I was vaguely aware that the 1901 England census had been published online some months earlier and thought it may help to resolve some family mysteries. There were two of these that I was interested in at the time. First Nan, second “the pub Dennises”.
Had you suggested it at the time, I would never have believed that it would take nine years to find Nan in the 1901 census, or that I would find that my family had so many cousins of whom they knew so little.

Other published or broadcast family histories, for example Alison Light’s Common People or the BBC television series of Who Do You Think You Are?, or even Heir Hunters, are presented in a logical, methodical way, as though each successive step is taken one after the other in direct lines towards the goals of the researchers (though the heir hunters are sometimes blown off course by apparently missing records only to return to a case many years later to bring it to satisfactory resolution). Those who began their research when so little was available online more often lurched from one course to another as information became available. The process has similarities with completing a large jigsaw puzzle; you find a bit of sky that fits that bit of wispy cloud you thought might be somewhere central only to find it belongs in the corner with some other pieces. Before you know it that top corner is completed.

Alison Light presents her research mainly as backward time travel, defying entropy so that people grow younger, return to the womb, pass the twinkle in the eye and into an ante-oblivion in which their future appearance cannot be forecast.

As she says, WDYTYA does something similar, but with a succession of professional researchers, often in places far beyond our shores, though I was to require few foreign services. The amateur has no such luck, but their success is, I suggest, all the more joyous. True, there are sources of help out there, and I will identify some of them. I will also go through some of the processes of working out just who was an ancestor, for example which John Brown really was great great grandfather (and where did he lie a-mouldering?) and which Mary Smith married into the family. Roadblocks created by repetitious names can be frustrating and very time-consuming: did the same William and Elizabeth really have twenty seven children? But overcoming these obstacles feels very rewarding.

My own time travel was more haphazard, jumping from place to place, generation to generation, backwards and forwards, and even round in circles, but here I bring some order so that it is easier to follow. Some conclusions are made on the balance of probability, but this is clear, and all based on records such as the censuses, parish registers and newspapers (which may also be speculation!). I try to get a sense of how some of the great legislative and political changes and the advancements in science and technology affected my ancestors’ lives, reaching what, for me at least, was an unexpected conclusion about the Victorian age.

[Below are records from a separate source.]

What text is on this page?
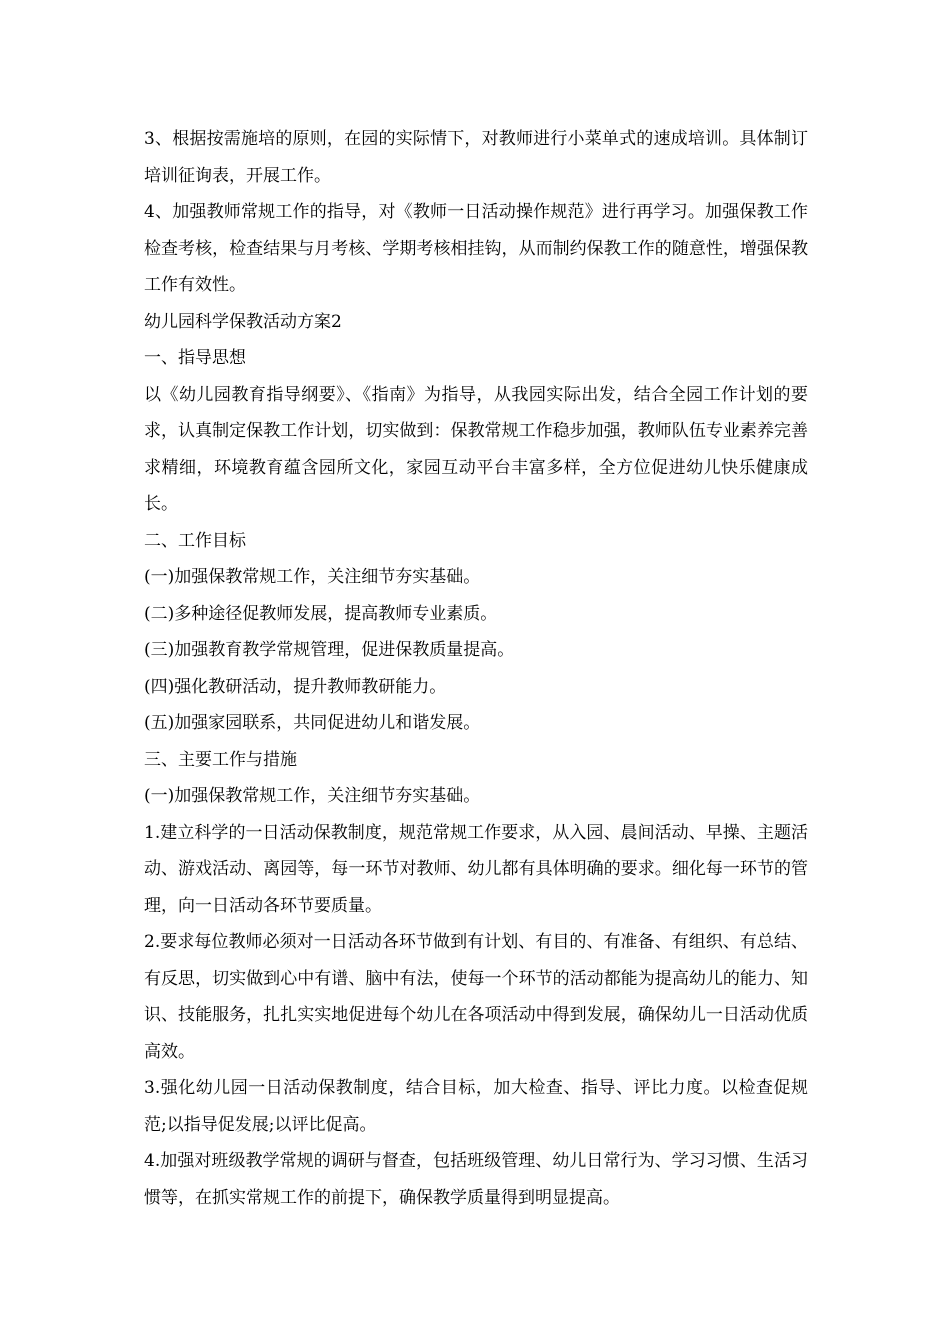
3、根据按需施培的原则，在园的实际情下，对教师进行小菜单式的速成培训。具体制订培训征询表，开展工作。

4、加强教师常规工作的指导，对《教师一日活动操作规范》进行再学习。加强保教工作检查考核，检查结果与月考核、学期考核相挂钩，从而制约保教工作的随意性，增强保教工作有效性。

幼儿园科学保教活动方案2

一、指导思想

以《幼儿园教育指导纲要》、《指南》为指导，从我园实际出发，结合全园工作计划的要求，认真制定保教工作计划，切实做到：保教常规工作稳步加强，教师队伍专业素养完善求精细，环境教育蕴含园所文化，家园互动平台丰富多样，全方位促进幼儿快乐健康成长。

二、工作目标

(一)加强保教常规工作，关注细节夯实基础。

(二)多种途径促教师发展，提高教师专业素质。

(三)加强教育教学常规管理，促进保教质量提高。

(四)强化教研活动，提升教师教研能力。

(五)加强家园联系，共同促进幼儿和谐发展。

三、主要工作与措施

(一)加强保教常规工作，关注细节夯实基础。

1.建立科学的一日活动保教制度，规范常规工作要求，从入园、晨间活动、早操、主题活动、游戏活动、离园等，每一环节对教师、幼儿都有具体明确的要求。细化每一环节的管理，向一日活动各环节要质量。

2.要求每位教师必须对一日活动各环节做到有计划、有目的、有准备、有组织、有总结、有反思，切实做到心中有谱、脑中有法，使每一个环节的活动都能为提高幼儿的能力、知识、技能服务，扎扎实实地促进每个幼儿在各项活动中得到发展，确保幼儿一日活动优质高效。

3.强化幼儿园一日活动保教制度，结合目标，加大检查、指导、评比力度。以检查促规范;以指导促发展;以评比促高。

4.加强对班级教学常规的调研与督查，包括班级管理、幼儿日常行为、学习习惯、生活习惯等，在抓实常规工作的前提下，确保教学质量得到明显提高。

The ancestors that I have discovered were almost exclusively from the English Midlands, though the odd bit of Welsh peasantry, Irish Aristocracy and Viking shows up in isolated places. Mainly, they were the families of coal miners, with a number of publicans, farm hands, canal boatmen, young women in service and general labourers. Some died young and tragically. They were not the great and good, and they were not even all good, but somehow enough survived the perils of pestilence, war and workplace into the twentieth century.

WDYTYA generally sticks to the immediate family, but identity is derived from the experiences of other people’s lives, for example those siblings, cousins, uncles and aunts, friends, neighbours and workmates who did something different, or who died in some terrible industrial disaster. Or by the children they buried. Or those who survived disease and war. Or inventors and legislators. More than ever our lives are influenced by famous people, but to some extent this has always been true: how many girls would be named Florence had it not been for that famous nurse? How many children were named after kings and queens, princesses and princes? Andrew, you may wonder: well, he was named after me!

A with dog (691x800)

The author introduced to a cairn terrier.